Still, by midmorning Monday the sun actually made an appearance, and some intrepid day-trippers were heading to the beach in Wildwood, while weekenders packed up their trunks in motel parking lots.
Gerald Burda, of Macungie, Pa., a retired hospital corpsman with the Navy, brought his new family to see the ocean for the first time Monday, in a toss-up between the Jersey Shore and Washington that the Shore won.
Wearing Phillies hats, his wife, Trang, and sons Bao Nguyen, 17, and Long Nguyen, 9, packed balls and bats and got a prime parking spot by the boardwalk. Trang, Bao, and Long had just arrived in the United States from Vietnam in January.

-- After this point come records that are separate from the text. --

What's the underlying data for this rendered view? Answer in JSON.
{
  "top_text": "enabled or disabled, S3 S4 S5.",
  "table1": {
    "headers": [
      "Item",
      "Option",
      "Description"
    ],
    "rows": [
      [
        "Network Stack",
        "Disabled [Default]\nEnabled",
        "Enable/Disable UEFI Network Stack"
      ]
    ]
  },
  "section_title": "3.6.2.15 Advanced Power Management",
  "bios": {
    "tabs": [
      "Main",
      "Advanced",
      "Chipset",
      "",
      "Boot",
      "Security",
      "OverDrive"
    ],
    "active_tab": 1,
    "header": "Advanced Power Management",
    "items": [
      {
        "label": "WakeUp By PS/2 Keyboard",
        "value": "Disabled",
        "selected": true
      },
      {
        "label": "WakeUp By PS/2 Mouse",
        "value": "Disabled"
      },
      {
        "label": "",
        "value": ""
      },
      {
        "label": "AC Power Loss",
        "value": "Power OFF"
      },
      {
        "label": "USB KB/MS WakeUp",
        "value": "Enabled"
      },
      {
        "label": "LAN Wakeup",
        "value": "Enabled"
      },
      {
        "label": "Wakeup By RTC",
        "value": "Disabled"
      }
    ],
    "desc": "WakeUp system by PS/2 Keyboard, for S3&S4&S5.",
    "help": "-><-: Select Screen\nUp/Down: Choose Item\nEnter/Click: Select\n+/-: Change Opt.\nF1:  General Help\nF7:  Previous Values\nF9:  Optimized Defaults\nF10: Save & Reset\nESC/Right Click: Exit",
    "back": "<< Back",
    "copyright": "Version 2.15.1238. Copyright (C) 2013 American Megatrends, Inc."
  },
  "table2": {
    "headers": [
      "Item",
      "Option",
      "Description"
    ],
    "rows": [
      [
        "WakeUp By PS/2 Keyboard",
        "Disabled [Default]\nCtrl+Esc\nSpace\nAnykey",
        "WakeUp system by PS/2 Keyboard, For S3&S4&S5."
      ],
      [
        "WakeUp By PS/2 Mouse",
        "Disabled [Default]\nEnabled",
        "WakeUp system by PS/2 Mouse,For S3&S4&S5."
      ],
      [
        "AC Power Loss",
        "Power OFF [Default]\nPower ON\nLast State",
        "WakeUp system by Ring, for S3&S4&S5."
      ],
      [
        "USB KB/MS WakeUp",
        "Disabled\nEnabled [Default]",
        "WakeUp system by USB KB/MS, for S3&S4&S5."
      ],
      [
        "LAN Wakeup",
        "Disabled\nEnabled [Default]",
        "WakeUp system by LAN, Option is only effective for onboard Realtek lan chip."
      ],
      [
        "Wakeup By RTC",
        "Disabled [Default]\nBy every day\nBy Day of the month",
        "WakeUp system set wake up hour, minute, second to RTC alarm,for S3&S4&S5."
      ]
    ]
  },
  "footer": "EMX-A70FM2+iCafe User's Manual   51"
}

They stopped at the Pink Cadillac for breakfast, and took in the ocean, across a wide beach with a massive roller coaster, a kite festival a few blocks away. “It’s much better” than he imagined, Bao said.
On the boardwalk, Olympic Flame diner owner Tony Papageorgiou was complaining about the weather and the lack of help. The diner was doing counter service for orders, without any waitstaff for inside seating. Tony was trying to make the case that his potential help was “laying there with everyone on the beach.”
“This is rare where it’s a total washout,” son John Papageorgiou said. “But last weekend, we made up for it.”
Jamie Rago and Devon Shimko drove from Pottsville, Pa., without any traffic on Memorial Day, and planned on a beach day. “I heard the sun was going to come out,” Rago said. And that was enough, especially this year, to head down the Shore.